We can see the use of typed variable from below Luban code:
double dx;
dx = “Hello”; // evaluation aborts here
std::console().writeline(“You should never see me, the world should have
ended before me”);
The above example assigns a string value to a variable “dx” that is a variable with predefined type double. The assignment results in the aborting of the evaluation of the script. So the last line of code should never be executed and the print should never appear on screen.

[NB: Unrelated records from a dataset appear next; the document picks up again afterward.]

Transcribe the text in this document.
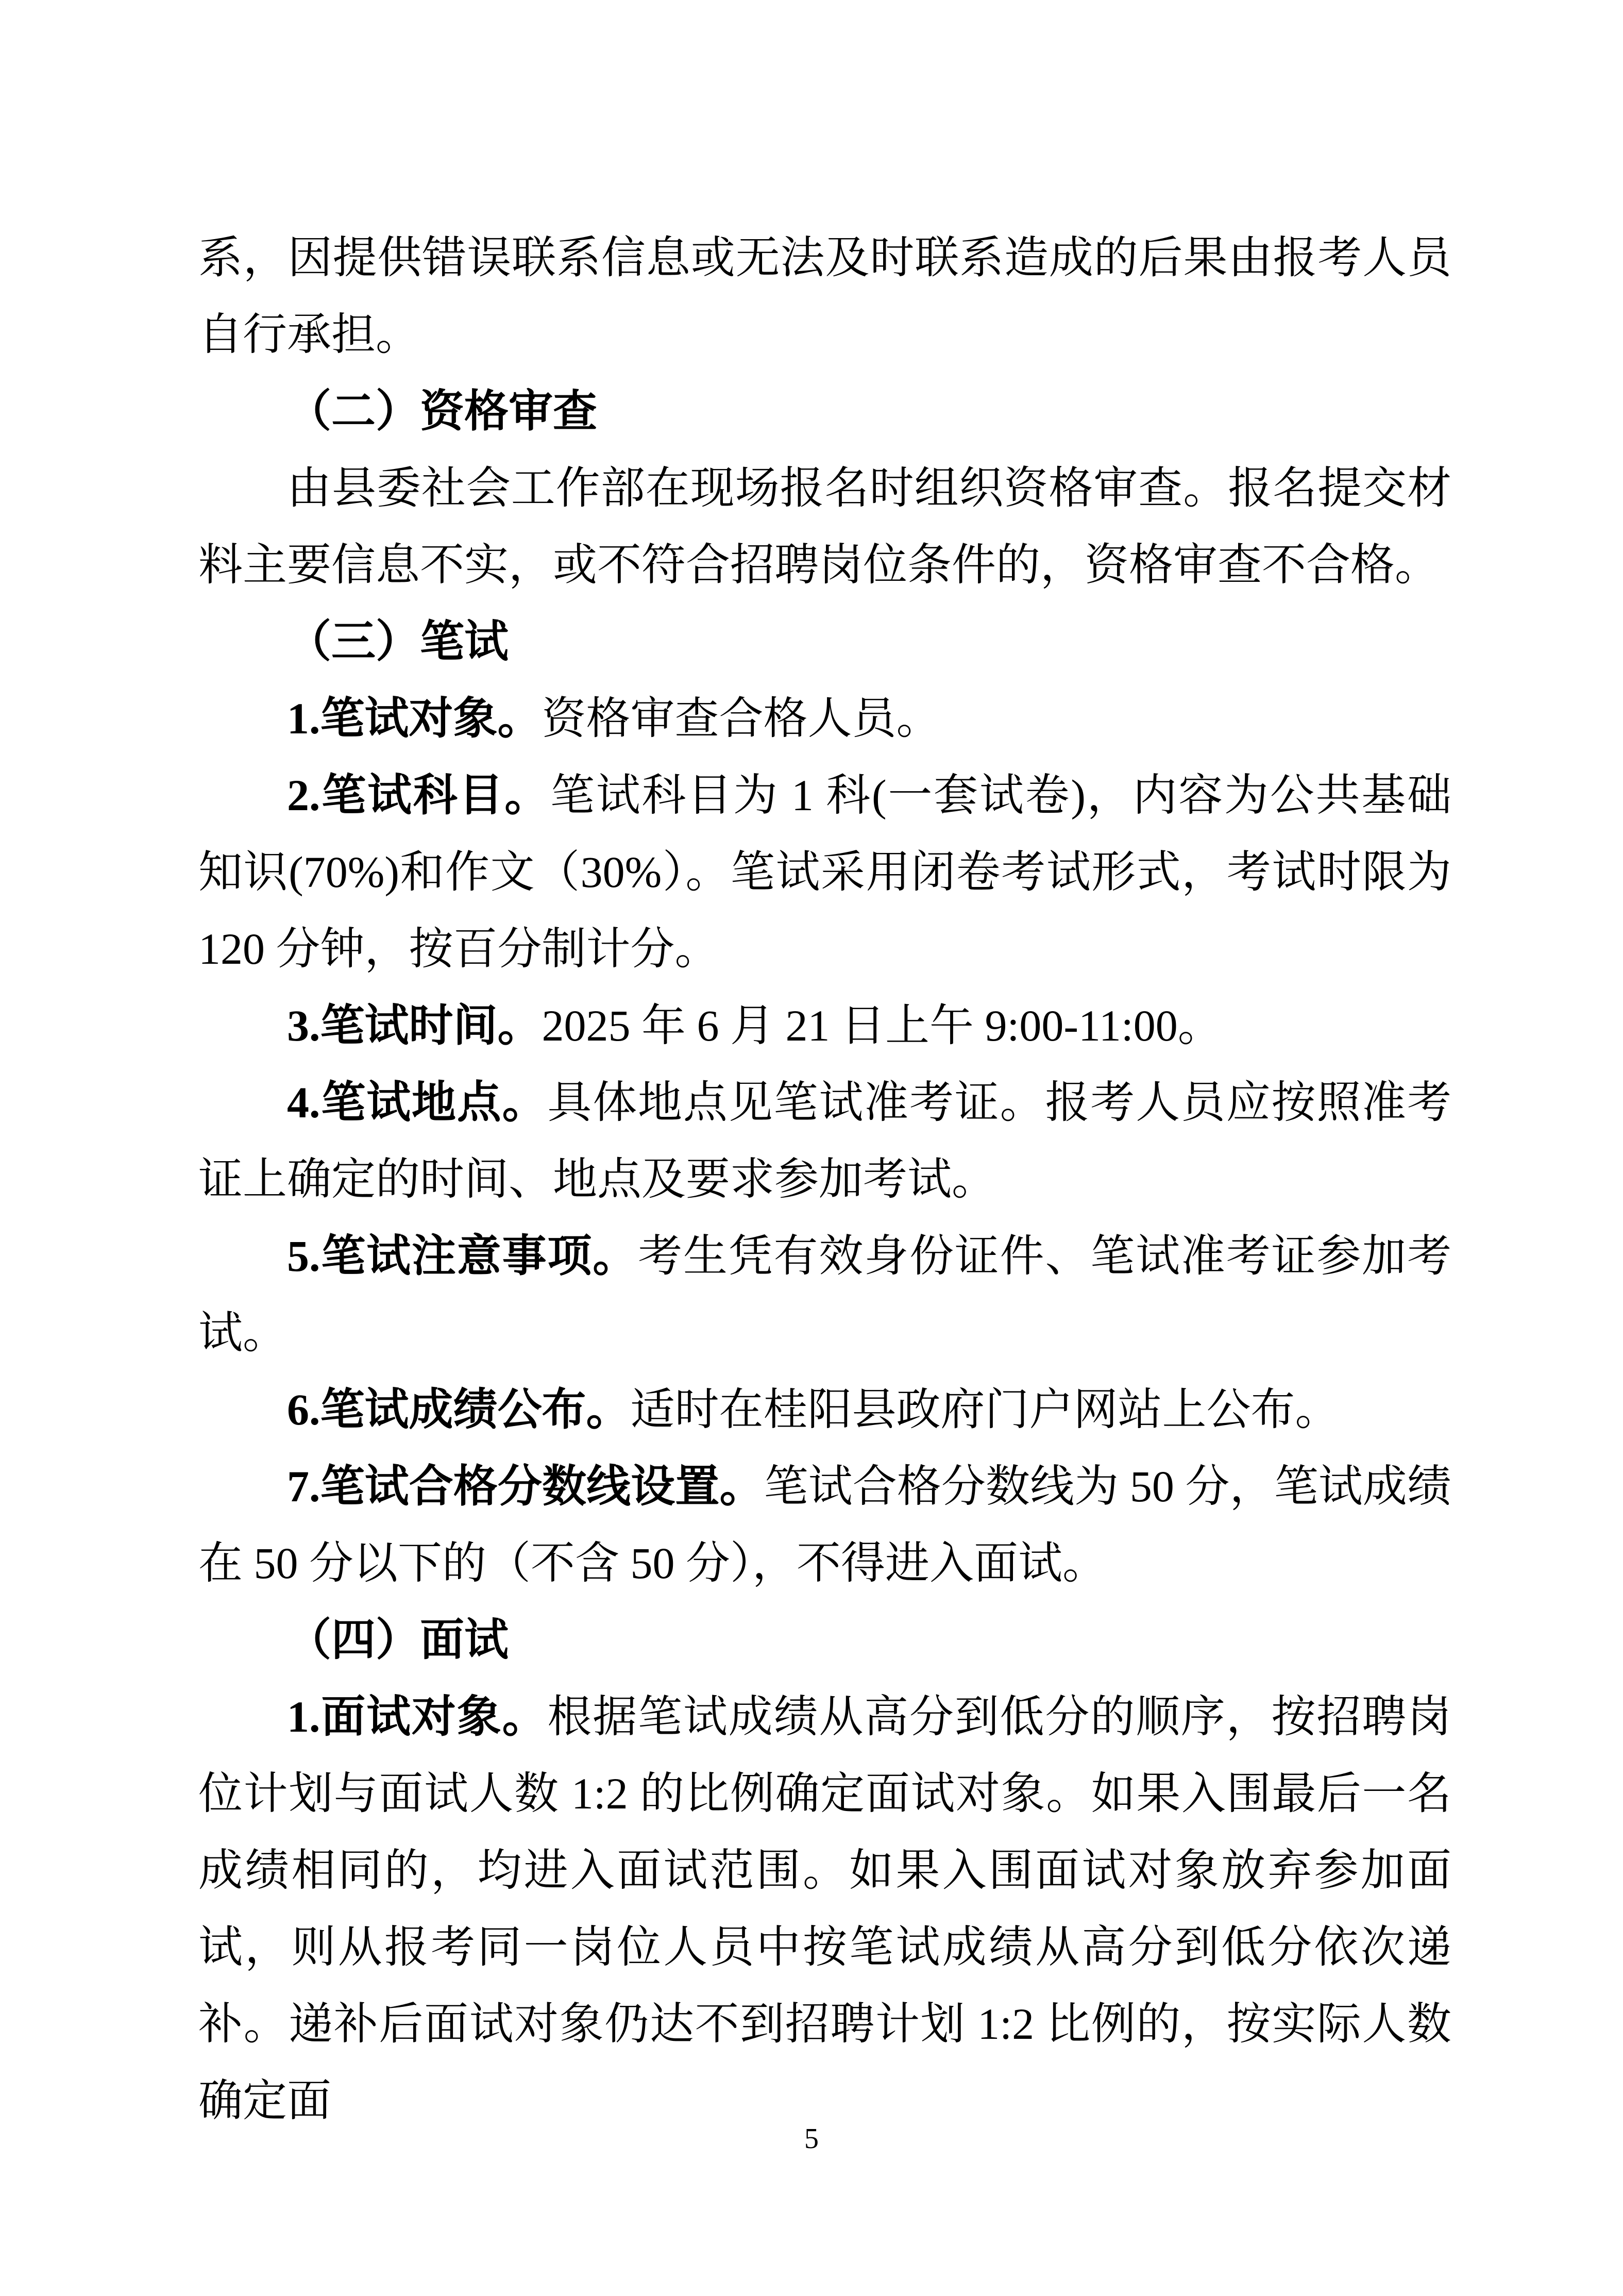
系，因提供错误联系信息或无法及时联系造成的后果由报考人员自行承担。

（二）资格审查

由县委社会工作部在现场报名时组织资格审查。报名提交材料主要信息不实，或不符合招聘岗位条件的，资格审查不合格。

（三）笔试

1.笔试对象。资格审查合格人员。

2.笔试科目。笔试科目为 1 科(一套试卷)，内容为公共基础知识(70%)和作文（30%）。笔试采用闭卷考试形式，考试时限为 120 分钟，按百分制计分。

3.笔试时间。2025 年 6 月 21 日上午 9:00-11:00。

4.笔试地点。具体地点见笔试准考证。报考人员应按照准考证上确定的时间、地点及要求参加考试。

5.笔试注意事项。考生凭有效身份证件、笔试准考证参加考试。

6.笔试成绩公布。适时在桂阳县政府门户网站上公布。

7.笔试合格分数线设置。笔试合格分数线为 50 分，笔试成绩在 50 分以下的（不含 50 分），不得进入面试。

（四）面试

1.面试对象。根据笔试成绩从高分到低分的顺序，按招聘岗位计划与面试人数 1:2 的比例确定面试对象。如果入围最后一名成绩相同的，均进入面试范围。如果入围面试对象放弃参加面试，则从报考同一岗位人员中按笔试成绩从高分到低分依次递补。递补后面试对象仍达不到招聘计划 1:2 比例的，按实际人数确定面

5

The below example shows the use of typed property in structure interface:
namespace demo;
struct powertoint
(
input:
< double, int > base;
int power;
output:
result;
)
as process
{
result
= 1;
for(
I = 0; I < input.power; I++)
result *= base;
output.result
= result;
}
We can save the above code to a file “powerint.lbn”. Then we can write another script to call this new component, as below
sqr = demo::powertoint(
base = 4, power = 2 ).result; // pwr = 3.1416*3.1416
std::println(obj=sqr);
sqrt = demo::powertoint(
base = 4, power = 0.5 ).result;
if ( sqrt isa error ) std::println(obj=”Good, to get
square root failed as expected”);
pwrcalc = demo::powertoint();
pwrcalc.power
= 0.5; // evaluation stops here
std::println(obj=”Surprise!
World should have ended before me”);
We then save the above script as “testpowerint.lbn” and start the test like the following:
Mycomputer > luban powerint.lbn testpowerint.lbn
16
Good,
to get square root failed as expected
We can see the first evaluation of demo::powertoint succeeded and gave result 16 to print. The second structure call having property “power” set to 0.5 that violates the int type of the property results in an error value, causing the printing of “square root failed” message. The line before the last line sets a double value into the property “power” of int type, causing the evaluation to stop. That’s why we don’t see the last line get executed.